An April headline remembered

For those of us who watched it happen, it's hard to believe it was 27 years ago.

It was April 1971. A Pacifica man made national headlines because he'd been married for several years, and had a five year old son.

Because that man was a Catholic priest, Robert Duryea, the pastor of St. Peter's Church, the shock waves still reverberate for some of us. The son is in his early thirties now. The man we all called Father was a father and a husband. Some parishioners said afterwards perhaps that explained his sympathetic understanding of the family problems of his parishioners.

I can only continue to wish the Duryeas well. I thought him an excellent pastor, and still do.

Naive is a proper word to describe my feelings when the first rumors of the marriage came to me, from a non-Catholic friend in Fairmont. Ace newsman that I am, I laughed it off and ignored it.

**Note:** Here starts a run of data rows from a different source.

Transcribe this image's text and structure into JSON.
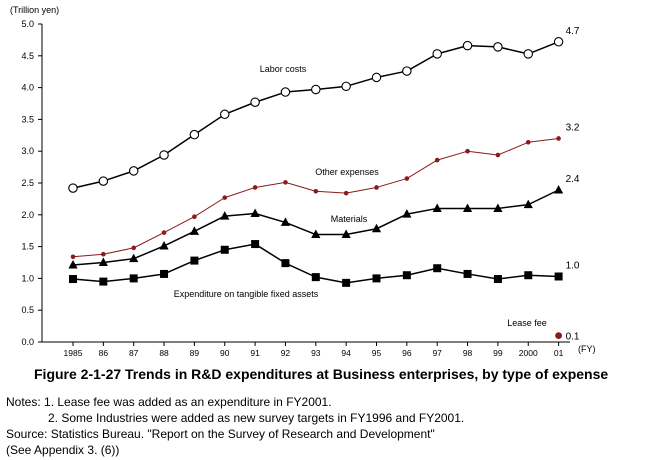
{
  "chart_data": {
    "type": "line",
    "title": "",
    "ylabel": "(Trillion yen)",
    "xlabel": "(FY)",
    "ylim": [
      0,
      5.0
    ],
    "yticks": [
      "0.0",
      "0.5",
      "1.0",
      "1.5",
      "2.0",
      "2.5",
      "3.0",
      "3.5",
      "4.0",
      "4.5",
      "5.0"
    ],
    "categories": [
      "1985",
      "86",
      "87",
      "88",
      "89",
      "90",
      "91",
      "92",
      "93",
      "94",
      "95",
      "96",
      "97",
      "98",
      "99",
      "2000",
      "01"
    ],
    "series": [
      {
        "name": "Labor costs",
        "marker": "open-circle",
        "color": "#000000",
        "end_label": "4.7",
        "values": [
          2.42,
          2.53,
          2.69,
          2.94,
          3.26,
          3.58,
          3.77,
          3.93,
          3.97,
          4.02,
          4.16,
          4.26,
          4.53,
          4.66,
          4.64,
          4.53,
          4.72
        ]
      },
      {
        "name": "Other expenses",
        "marker": "small-dot",
        "color": "#8b1a1a",
        "end_label": "3.2",
        "values": [
          1.34,
          1.38,
          1.48,
          1.72,
          1.97,
          2.27,
          2.43,
          2.51,
          2.37,
          2.34,
          2.43,
          2.57,
          2.86,
          3.0,
          2.94,
          3.14,
          3.2
        ]
      },
      {
        "name": "Materials",
        "marker": "triangle",
        "color": "#000000",
        "end_label": "2.4",
        "values": [
          1.21,
          1.25,
          1.31,
          1.51,
          1.74,
          1.98,
          2.02,
          1.88,
          1.69,
          1.69,
          1.78,
          2.01,
          2.1,
          2.1,
          2.1,
          2.16,
          2.39
        ]
      },
      {
        "name": "Expenditure on tangible fixed assets",
        "marker": "square",
        "color": "#000000",
        "end_label": "1.0",
        "values": [
          0.99,
          0.95,
          1.0,
          1.07,
          1.28,
          1.45,
          1.54,
          1.24,
          1.02,
          0.93,
          1.0,
          1.05,
          1.16,
          1.07,
          0.99,
          1.05,
          1.03
        ]
      },
      {
        "name": "Lease fee",
        "marker": "big-dot",
        "color": "#8b1a1a",
        "end_label": "0.1",
        "values": [
          null,
          null,
          null,
          null,
          null,
          null,
          null,
          null,
          null,
          null,
          null,
          null,
          null,
          null,
          null,
          null,
          0.1
        ]
      }
    ]
  },
  "caption": "Figure 2-1-27 Trends in R&D expenditures at Business enterprises, by type of expense",
  "notes": {
    "note1": "Notes: 1. Lease fee was added as an expenditure in FY2001.",
    "note2": "2. Some Industries were added as new survey targets in FY1996 and FY2001.",
    "source": "Source: Statistics Bureau. \"Report on the Survey of Research and Development\"",
    "appendix": "(See Appendix 3. (6))"
  }
}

As the "secret" continued to spread, I finally was convinced it wasn't just a wild rumor. The then editor of the Tribune, Pat Lynn, was able to reach Father Duryea at an agonizingly early hour on a Tuesday morning. An agreement, a difficult one from the point of view of a weekly newspaper editor, was concluded. Pat would not break the story that Wednesday, and Father Duryea would not talk to other reporters. The priest was able to handle things his way, in a more dignified and systematic manner, insofar as this is possible when your life is being turned upside down and the metropolitan press is hounding you. For those of us who knew, it was nine days of hanging by our thumbs with a major national story that was a Pacifica Tribune exclusive.

For me, it was also the hope, as sensational as the story was intrinsically, that it would be handled with sympathy and understanding for a man I liked and respected.

It was, thanks to Pat Lynn, who has gone on to careers as TV news anchor, radio station and weekly newspaper owner in Alaska. (He was responsible for much of the fine radio reporting of the Exxon Valdez disaster). The Tribune won a state award for quality reporting that year.

It was in August, 1971, four months later, on vacation in Colorado, in a small town grocery store, that I casually picked up a magazine I rarely read, Good Housekeeping, and flipped through to find a story about the priest and his family.

Full color photos, a feature article, and interviews, a full retelling of the story I knew so well by then, of the priest and the nurse and the hospital where they met. Somehow it seemed fitting I should pick up this magazine at random, 1500 miles from home, to read about a man I'd first met when he baptized a tiny cousin of mine, in a Berkeley Church, years before.

The church in the round in which he said Mass is long gone, the victim of dry rot. Though the rule could be changed by the Pope with the stroke of a pen, Catholic priests of the Latin Rite are still forbidden to marry, with a few interesting exceptions. Perhaps early in the third millennium, when a Black African is the Pope of Rome and Mother Teresa has been canonized, priests will be allowed wives and Bob Duryea will be remembered as a pioneer.